GOP presidential nominee Donald Trump said the FBI’s rank-and-file agents will not stop investigating Hillary Clinton’s handling of confidential information via her private server even after the FBI director said no charges would be brought against her.

Addressing a crowd of supporters gathered for a rally in Sterling Heights, Michigan, Trump argued that despite FBI chief James Comey’s statement Sunday that the probe into Clinton’s alleged national security breaches “will go on for a long, long time.” Comey earlier said that nothing incriminating was found in the emails stored on the laptop used by Clinton’s senior aide that could have warranted any charges against her.

“The rank-and-file special agents at the FBI won't let her get away with her terrible crimes, including the deletion of 33,000 emails after receiving a Congressional subpoena," Trump said. 

"Hillary Clinton is the most corrupted person ever to seek the presidency of the United States,” Trump argued.

During her tenure as Secretary of State, Hillary Clinton used a private email server for both work-related and personal email correspondence. In the course of the investigation, she turned over some 33,000 business-related messages to State Department, but deleted about the same number of personal messages.

READ MORE: ‘Process has begun’: FBI scouring 650k emails on Clinton aide husband’s laptop in reopened case

Trump then called into question the FBI’s ability to sift through hundreds of thousands of emails on whether they contain classified information in just over a week’s time.

"You can't review 650,000 new emails in eight days, you can't do it folks," Trump said, adding that Hillary Clinton was “being protected by a rigged system.”

However, media reports claimed on Sunday that the vast majority of emails in the new batch were either found to be private, or duplicating those that had previously been reviewed by the FBI.

In light of this report, social media sprang into discussion of how much time it would take to sift through the 650,000 emails for duplicates, with one blogger even appealing to the former NSA contractor and CIA employee, whistleblower Edwards Snowden.
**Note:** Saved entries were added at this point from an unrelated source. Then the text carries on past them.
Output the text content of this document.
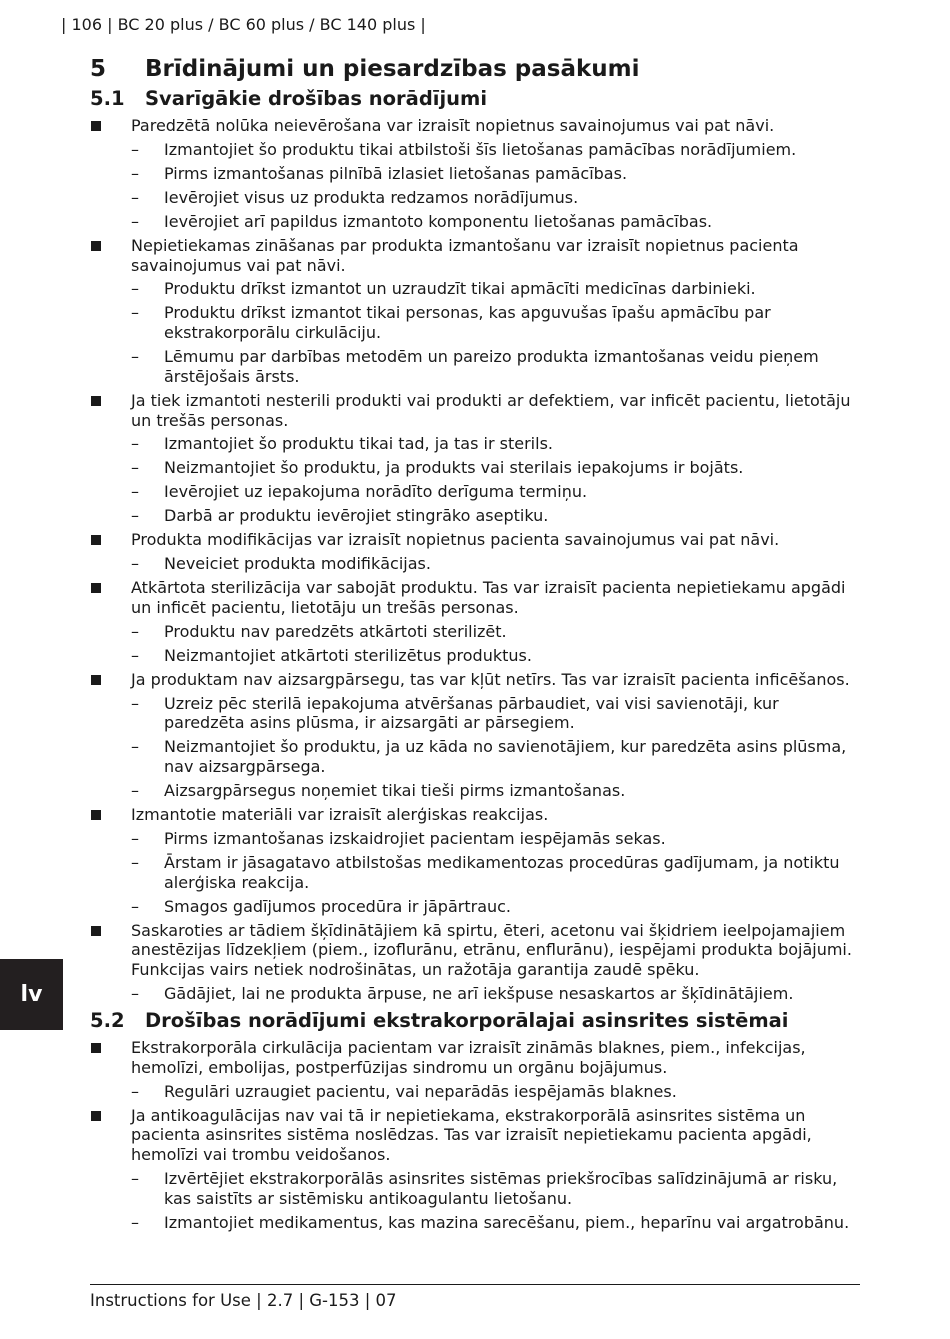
| 106 | BC 20 plus / BC 60 plus / BC 140 plus |
5	Brīdinājumi un piesardzības pasākumi
5.1	Svarīgākie drošības norādījumi
Paredzētā nolūka neievērošana var izraisīt nopietnus savainojumus vai pat nāvi.
– Izmantojiet šo produktu tikai atbilstoši šīs lietošanas pamācības norādījumiem.
– Pirms izmantošanas pilnībā izlasiet lietošanas pamācības.
– Ievērojiet visus uz produkta redzamos norādījumus.
– Ievērojiet arī papildus izmantoto komponentu lietošanas pamācības.
Nepietiekamas zināšanas par produkta izmantošanu var izraisīt nopietnus pacienta savainojumus vai pat nāvi.
– Produktu drīkst izmantot un uzraudzīt tikai apmācīti medicīnas darbinieki.
– Produktu drīkst izmantot tikai personas, kas apguvušas īpašu apmācību par ekstrakorporālu cirkulāciju.
– Lēmumu par darbības metodēm un pareizo produkta izmantošanas veidu pieņem ārstējošais ārsts.
Ja tiek izmantoti nesterili produkti vai produkti ar defektiem, var inficēt pacientu, lietotāju un trešās personas.
– Izmantojiet šo produktu tikai tad, ja tas ir sterils.
– Neizmantojiet šo produktu, ja produkts vai sterilais iepakojums ir bojāts.
– Ievērojiet uz iepakojuma norādīto derīguma termiņu.
– Darbā ar produktu ievērojiet stingrāko aseptiku.
Produkta modifikācijas var izraisīt nopietnus pacienta savainojumus vai pat nāvi.
– Neveiciet produkta modifikācijas.
Atkārtota sterilizācija var sabojāt produktu. Tas var izraisīt pacienta nepietiekamu apgādi un inficēt pacientu, lietotāju un trešās personas.
– Produktu nav paredzēts atkārtoti sterilizēt.
– Neizmantojiet atkārtoti sterilizētus produktus.
Ja produktam nav aizsargpārsegu, tas var kļūt netīrs. Tas var izraisīt pacienta inficēšanos.
– Uzreiz pēc sterilā iepakojuma atvēršanas pārbaudiet, vai visi savienotāji, kur paredzēta asins plūsma, ir aizsargāti ar pārsegiem.
– Neizmantojiet šo produktu, ja uz kāda no savienotājiem, kur paredzēta asins plūsma, nav aizsargpārsega.
– Aizsargpārsegus noņemiet tikai tieši pirms izmantošanas.
Izmantotie materiāli var izraisīt alerģiskas reakcijas.
– Pirms izmantošanas izskaidrojiet pacientam iespējamās sekas.
– Ārstam ir jāsagatavo atbilstošas medikamentozas procedūras gadījumam, ja notiktu alerģiska reakcija.
– Smagos gadījumos procedūra ir jāpārtrauc.
Saskaroties ar tādiem šķīdinātājiem kā spirtu, ēteri, acetonu vai šķidriem ieelpojamajiem anestēzijas līdzekļiem (piem., izoflurānu, etrānu, enflurānu), iespējami produkta bojājumi. Funkcijas vairs netiek nodrošinātas, un ražotāja garantija zaudē spēku.
– Gādājiet, lai ne produkta ārpuse, ne arī iekšpuse nesaskartos ar šķīdinātājiem.
5.2	Drošības norādījumi ekstrakorporālajai asinsrites sistēmai
Ekstrakorporāla cirkulācija pacientam var izraisīt zināmās blaknes, piem., infekcijas, hemolīzi, embolijas, postperfūzijas sindromu un orgānu bojājumus.
– Regulāri uzraugiet pacientu, vai neparādās iespējamās blaknes.
Ja antikoagulācijas nav vai tā ir nepietiekama, ekstrakorporālā asinsrites sistēma un pacienta asinsrites sistēma noslēdzas. Tas var izraisīt nepietiekamu pacienta apgādi, hemolīzi vai trombu veidošanos.
– Izvērtējiet ekstrakorporālās asinsrites sistēmas priekšrocības salīdzinājumā ar risku, kas saistīts ar sistēmisku antikoagulantu lietošanu.
– Izmantojiet medikamentus, kas mazina sarecēšanu, piem., heparīnu vai argatrobānu.
lv
Instructions for Use | 2.7 | G-153 | 07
Snowden replied that such a task would take “minutes-to-hours,” even on old laptops.

Whistleblowing group WikiLeaks, however, seemed to disagree that the case has been closed, writing in response to a tweet by General Michael T. Flynn that WikiLeaks, on its part, has published over 7 million of Clinton’s emails in total, and most had to be verified by a human, not a machine.

“Clinton uses pseudonyms and proxies, of which Huma is one, so most need to be read by hand,” WikiLeaks tweeted.
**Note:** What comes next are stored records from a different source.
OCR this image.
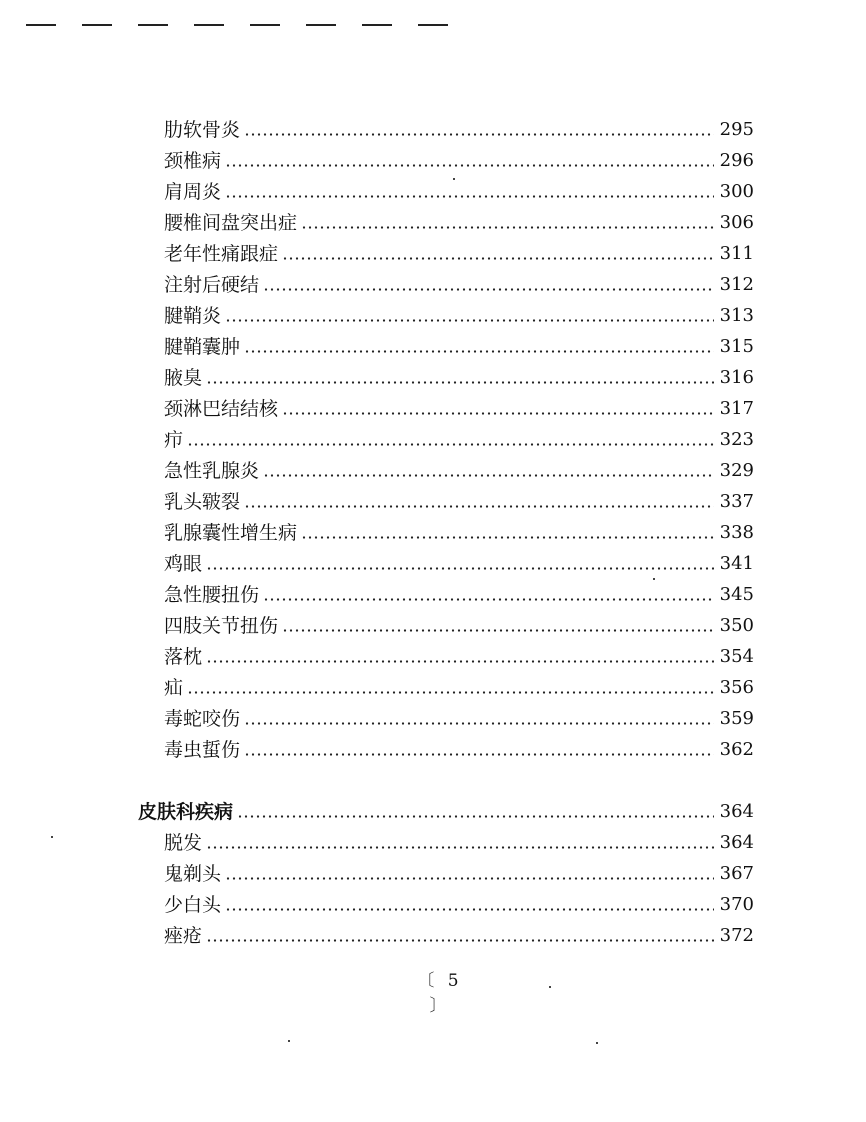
肋软骨炎	295
颈椎病	296
肩周炎	300
腰椎间盘突出症	306
老年性痛跟症	311
注射后硬结	312
腱鞘炎	313
腱鞘囊肿	315
腋臭	316
颈淋巴结结核	317
疖	323
急性乳腺炎	329
乳头皲裂	337
乳腺囊性增生病	338
鸡眼	341
急性腰扭伤	345
四肢关节扭伤	350
落枕	354
疝	356
毒蛇咬伤	359
毒虫蜇伤	362
皮肤科疾病	364
脱发	364
鬼剃头	367
少白头	370
痤疮	372
〔 5 〕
Comey’s decision to reopen the investigation into Clinton’s use of a private email server has courted much controversy, with her supporters accusing the FBI of interfering in the election process. In late October, the agency obtained a warrant to scrutinize emails, discovered on the laptop during an unrelated criminal investigation into former Congressman Anthony Weiner, who is the estranged husband of Huma Abedin, Clinton’s closest aide. 

The FBI intended to examine the contents of some 650,000 emails to ascertain if some of the messages could be linked to the Clinton probe.

On Sunday, Comey issued a statement, saying that the FBI had “reviewed all the communications that were to or from Hillary Clinton while she was Secretary of State” contained in the new batch of emails and did not find anything that would require prosecution, upholding FBI’s decision dating back to July.

In July, Comey described Clinton’s handling of emails that contained sensitive information on US policy as “extremely careless,” but did not recommend the Justice Department to press any charges against her. He said that the FBI had not found any evidence proving that she mishandled classified information on purpose, saying that “no reasonable prosecutor would bring such a case.”